The learning that I have had over the years from my own experience & also learning from the experiences of others is that, one should not ignore an idea just because of few inconsistencies with accounting and not to get anchored to the whole concept of forensic accounting; a better approach is-
be aware of the deficiencies & inconsistencies.
Sometime back we had shared this post- How to Go About Researching a Stock; wherein we had highlighted the importance of a research bank; and creating a research bank goes a long way in figuring out such deficiencies & inconsistencies.
Track how the accounting changes overtime for corrections in deficiencies & inconsistencies.
If possible, try to bring your discovery to the managements.
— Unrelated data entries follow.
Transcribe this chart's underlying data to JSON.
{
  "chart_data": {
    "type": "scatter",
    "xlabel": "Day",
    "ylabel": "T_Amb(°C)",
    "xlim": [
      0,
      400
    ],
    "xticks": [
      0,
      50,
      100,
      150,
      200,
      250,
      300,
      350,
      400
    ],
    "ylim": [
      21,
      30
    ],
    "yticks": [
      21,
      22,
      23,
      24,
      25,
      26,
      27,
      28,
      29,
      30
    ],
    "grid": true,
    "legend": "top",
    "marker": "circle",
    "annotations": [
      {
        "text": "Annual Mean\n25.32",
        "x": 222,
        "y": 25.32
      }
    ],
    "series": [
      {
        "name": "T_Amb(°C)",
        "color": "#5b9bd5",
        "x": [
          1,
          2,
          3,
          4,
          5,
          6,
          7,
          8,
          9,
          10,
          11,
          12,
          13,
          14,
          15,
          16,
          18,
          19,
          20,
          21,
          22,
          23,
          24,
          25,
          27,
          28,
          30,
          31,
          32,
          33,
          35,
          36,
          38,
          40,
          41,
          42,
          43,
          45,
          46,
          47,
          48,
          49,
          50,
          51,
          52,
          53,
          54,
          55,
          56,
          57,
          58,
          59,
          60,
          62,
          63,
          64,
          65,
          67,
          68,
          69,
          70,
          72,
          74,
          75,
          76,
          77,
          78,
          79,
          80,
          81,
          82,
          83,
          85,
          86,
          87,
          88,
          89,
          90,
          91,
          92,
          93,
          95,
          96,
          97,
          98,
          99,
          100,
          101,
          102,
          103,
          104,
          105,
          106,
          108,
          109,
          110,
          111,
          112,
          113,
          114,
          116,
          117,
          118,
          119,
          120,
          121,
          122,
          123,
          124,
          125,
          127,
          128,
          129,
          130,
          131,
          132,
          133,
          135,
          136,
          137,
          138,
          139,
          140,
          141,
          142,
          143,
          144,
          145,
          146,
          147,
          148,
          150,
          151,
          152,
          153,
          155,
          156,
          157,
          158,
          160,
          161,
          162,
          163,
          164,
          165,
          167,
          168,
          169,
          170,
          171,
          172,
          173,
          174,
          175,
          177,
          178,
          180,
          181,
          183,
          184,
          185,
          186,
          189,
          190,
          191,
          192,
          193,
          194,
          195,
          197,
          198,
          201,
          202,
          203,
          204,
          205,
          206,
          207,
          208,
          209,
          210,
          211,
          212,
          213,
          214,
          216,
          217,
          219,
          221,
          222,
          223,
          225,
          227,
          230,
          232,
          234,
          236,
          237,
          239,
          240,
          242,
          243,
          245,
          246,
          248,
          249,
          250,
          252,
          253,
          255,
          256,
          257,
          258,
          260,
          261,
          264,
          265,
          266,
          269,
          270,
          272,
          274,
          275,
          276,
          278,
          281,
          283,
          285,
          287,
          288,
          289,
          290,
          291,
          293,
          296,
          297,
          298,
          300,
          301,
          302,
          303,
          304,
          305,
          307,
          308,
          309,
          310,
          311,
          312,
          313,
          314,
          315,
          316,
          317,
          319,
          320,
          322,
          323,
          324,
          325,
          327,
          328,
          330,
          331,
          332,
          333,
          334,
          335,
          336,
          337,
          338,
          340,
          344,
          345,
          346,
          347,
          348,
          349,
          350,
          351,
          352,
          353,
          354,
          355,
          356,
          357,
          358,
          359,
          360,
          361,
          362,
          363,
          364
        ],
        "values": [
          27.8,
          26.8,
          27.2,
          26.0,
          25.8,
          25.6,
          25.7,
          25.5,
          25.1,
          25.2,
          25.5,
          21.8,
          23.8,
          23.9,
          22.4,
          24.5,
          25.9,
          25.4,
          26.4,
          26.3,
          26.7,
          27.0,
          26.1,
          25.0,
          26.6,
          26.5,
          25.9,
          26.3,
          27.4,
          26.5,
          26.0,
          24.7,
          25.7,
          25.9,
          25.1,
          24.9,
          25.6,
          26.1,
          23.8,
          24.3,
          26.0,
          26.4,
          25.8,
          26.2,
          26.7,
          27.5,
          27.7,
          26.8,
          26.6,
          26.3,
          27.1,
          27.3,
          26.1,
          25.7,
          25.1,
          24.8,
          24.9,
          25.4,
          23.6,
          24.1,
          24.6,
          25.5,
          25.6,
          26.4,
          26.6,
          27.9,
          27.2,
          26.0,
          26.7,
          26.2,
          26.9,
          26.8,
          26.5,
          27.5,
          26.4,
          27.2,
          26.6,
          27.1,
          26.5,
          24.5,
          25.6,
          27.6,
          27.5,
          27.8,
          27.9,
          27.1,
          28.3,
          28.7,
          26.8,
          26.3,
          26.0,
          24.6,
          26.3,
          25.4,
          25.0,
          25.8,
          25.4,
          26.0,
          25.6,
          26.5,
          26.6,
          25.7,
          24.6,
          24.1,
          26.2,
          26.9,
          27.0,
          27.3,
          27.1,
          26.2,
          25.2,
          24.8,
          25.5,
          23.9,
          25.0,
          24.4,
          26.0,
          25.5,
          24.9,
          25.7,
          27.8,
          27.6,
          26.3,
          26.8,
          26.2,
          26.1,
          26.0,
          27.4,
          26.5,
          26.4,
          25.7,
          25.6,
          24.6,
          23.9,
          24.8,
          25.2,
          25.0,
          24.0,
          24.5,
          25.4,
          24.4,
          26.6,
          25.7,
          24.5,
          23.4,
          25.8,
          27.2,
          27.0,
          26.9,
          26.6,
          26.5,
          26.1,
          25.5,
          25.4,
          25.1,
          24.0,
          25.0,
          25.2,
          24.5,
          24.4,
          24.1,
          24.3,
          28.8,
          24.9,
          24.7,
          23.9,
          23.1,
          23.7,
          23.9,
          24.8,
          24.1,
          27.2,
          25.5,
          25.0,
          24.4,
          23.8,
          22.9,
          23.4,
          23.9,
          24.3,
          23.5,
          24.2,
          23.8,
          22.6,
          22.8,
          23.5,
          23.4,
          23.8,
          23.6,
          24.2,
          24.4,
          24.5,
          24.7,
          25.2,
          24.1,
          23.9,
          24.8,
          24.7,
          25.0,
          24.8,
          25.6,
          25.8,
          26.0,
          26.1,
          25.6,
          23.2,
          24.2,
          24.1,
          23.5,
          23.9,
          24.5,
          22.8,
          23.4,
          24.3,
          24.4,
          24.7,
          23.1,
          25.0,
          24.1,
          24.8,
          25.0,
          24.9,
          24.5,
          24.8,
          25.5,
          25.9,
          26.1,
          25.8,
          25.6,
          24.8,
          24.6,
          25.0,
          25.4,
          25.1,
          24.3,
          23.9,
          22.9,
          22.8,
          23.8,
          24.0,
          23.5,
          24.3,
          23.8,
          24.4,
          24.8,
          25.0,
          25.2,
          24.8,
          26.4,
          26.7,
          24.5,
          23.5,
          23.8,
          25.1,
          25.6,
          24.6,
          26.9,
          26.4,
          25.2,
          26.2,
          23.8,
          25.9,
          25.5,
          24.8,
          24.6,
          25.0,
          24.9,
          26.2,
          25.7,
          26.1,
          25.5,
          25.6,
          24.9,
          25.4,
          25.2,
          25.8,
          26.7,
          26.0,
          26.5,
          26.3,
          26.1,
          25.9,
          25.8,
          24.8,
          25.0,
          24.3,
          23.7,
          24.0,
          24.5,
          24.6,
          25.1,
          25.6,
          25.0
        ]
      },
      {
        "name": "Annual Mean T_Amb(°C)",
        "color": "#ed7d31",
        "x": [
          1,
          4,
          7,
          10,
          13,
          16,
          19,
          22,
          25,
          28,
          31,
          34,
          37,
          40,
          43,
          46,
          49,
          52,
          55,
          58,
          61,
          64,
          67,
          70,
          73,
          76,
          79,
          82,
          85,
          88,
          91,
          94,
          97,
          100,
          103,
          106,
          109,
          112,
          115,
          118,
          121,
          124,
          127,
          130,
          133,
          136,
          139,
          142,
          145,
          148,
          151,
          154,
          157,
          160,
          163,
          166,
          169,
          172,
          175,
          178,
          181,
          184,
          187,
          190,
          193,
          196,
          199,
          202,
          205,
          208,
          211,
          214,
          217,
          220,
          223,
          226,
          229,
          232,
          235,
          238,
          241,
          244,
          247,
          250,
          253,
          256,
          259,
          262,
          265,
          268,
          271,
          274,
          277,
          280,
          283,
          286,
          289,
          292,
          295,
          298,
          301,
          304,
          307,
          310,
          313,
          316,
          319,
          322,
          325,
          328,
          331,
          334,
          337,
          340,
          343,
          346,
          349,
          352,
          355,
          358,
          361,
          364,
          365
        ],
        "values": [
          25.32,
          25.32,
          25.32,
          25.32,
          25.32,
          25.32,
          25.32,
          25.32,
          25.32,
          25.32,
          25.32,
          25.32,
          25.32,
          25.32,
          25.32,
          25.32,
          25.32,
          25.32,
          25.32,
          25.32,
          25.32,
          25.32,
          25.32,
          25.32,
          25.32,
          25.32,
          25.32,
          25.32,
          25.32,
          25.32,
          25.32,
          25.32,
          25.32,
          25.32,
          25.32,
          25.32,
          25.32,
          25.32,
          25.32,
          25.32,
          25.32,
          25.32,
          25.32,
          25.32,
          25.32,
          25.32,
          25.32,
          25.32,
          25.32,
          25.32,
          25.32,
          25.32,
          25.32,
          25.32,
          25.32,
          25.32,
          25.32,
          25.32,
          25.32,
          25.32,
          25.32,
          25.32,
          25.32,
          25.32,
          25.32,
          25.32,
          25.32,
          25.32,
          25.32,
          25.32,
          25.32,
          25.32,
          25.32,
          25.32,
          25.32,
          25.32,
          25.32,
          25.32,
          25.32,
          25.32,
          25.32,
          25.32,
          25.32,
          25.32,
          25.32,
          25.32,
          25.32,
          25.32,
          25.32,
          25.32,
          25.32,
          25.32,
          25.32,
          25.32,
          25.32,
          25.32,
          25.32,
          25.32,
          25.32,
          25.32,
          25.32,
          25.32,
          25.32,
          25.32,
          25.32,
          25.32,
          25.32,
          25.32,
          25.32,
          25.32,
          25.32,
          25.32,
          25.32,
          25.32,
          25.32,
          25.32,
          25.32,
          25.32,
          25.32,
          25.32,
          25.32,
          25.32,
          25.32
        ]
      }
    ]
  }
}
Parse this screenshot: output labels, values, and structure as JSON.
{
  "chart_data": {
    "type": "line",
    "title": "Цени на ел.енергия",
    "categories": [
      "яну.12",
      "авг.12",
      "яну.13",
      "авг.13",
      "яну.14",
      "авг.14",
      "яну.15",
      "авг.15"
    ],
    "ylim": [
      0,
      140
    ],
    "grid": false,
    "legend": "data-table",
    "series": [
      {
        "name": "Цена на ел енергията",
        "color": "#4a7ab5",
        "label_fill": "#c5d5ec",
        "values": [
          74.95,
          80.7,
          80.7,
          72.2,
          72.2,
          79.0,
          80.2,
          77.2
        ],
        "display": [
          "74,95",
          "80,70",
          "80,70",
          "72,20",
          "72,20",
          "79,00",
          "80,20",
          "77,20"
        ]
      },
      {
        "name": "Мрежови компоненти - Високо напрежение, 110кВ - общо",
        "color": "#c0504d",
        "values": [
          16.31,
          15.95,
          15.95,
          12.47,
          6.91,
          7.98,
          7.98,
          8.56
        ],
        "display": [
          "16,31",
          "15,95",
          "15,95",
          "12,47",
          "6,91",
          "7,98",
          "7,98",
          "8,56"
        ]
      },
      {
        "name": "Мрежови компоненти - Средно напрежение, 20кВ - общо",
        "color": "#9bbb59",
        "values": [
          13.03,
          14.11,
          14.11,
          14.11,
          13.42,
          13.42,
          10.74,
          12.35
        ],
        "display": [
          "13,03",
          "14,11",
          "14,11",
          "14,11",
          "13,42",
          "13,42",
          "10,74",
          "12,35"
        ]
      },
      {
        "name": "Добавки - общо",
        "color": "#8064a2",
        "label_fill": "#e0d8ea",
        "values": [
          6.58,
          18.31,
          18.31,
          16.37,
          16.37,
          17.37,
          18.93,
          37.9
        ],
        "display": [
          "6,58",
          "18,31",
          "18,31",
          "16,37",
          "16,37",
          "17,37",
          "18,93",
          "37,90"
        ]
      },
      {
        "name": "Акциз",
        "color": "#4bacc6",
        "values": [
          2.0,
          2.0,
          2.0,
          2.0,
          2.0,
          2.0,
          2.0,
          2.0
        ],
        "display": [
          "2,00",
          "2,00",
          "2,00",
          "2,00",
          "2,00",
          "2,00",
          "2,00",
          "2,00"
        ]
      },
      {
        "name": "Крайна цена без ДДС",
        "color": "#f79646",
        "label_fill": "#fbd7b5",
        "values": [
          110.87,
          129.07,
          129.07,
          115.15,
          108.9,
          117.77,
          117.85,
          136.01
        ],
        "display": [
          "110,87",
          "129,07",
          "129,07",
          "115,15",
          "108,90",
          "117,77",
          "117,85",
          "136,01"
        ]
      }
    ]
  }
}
If the management is honest, they will quickly acknowledge it and fix it; while others will try to play down the issue with some elaborate explanation.
This is not to say that forensic accounting is useless or following the above approach takes care of the risk; there will be times when you will get burned in situations wherein you end up giving some slack to a company even after knowing the issues.
But ask any experienced investor, they will always tell you that the cost of error of omission is much higher than the cost of error of commission ie. more money is lost not buying into a great opportunity than buying into a bad opportunity.
We faced another situation in April 2023, wherein some accounting issues were brought to light for one of our investment- Aditya Vision
We were highly surprised to see market’s reaction & most investors being caught off guard to this revelation; because if any investor would have gone through even one balancesheet & cashflows statement of the company, they would know that there are multiple deficiencies & inconsistencies with the company’s accounting.
Our experience that I have shared above helped us to hold onto our investment in the company as;
We were already aware of these issues with accounting.
Directionally we had already seen improvement in the company’s accounting; a lot of the issues pointed out where already corrected in company’s H1FY23 results.
Following are some snippets from the clarification we provided to our members back when this issue emerged-
Hope this learning and approach would help readers when faced with similar kind of situations in the future.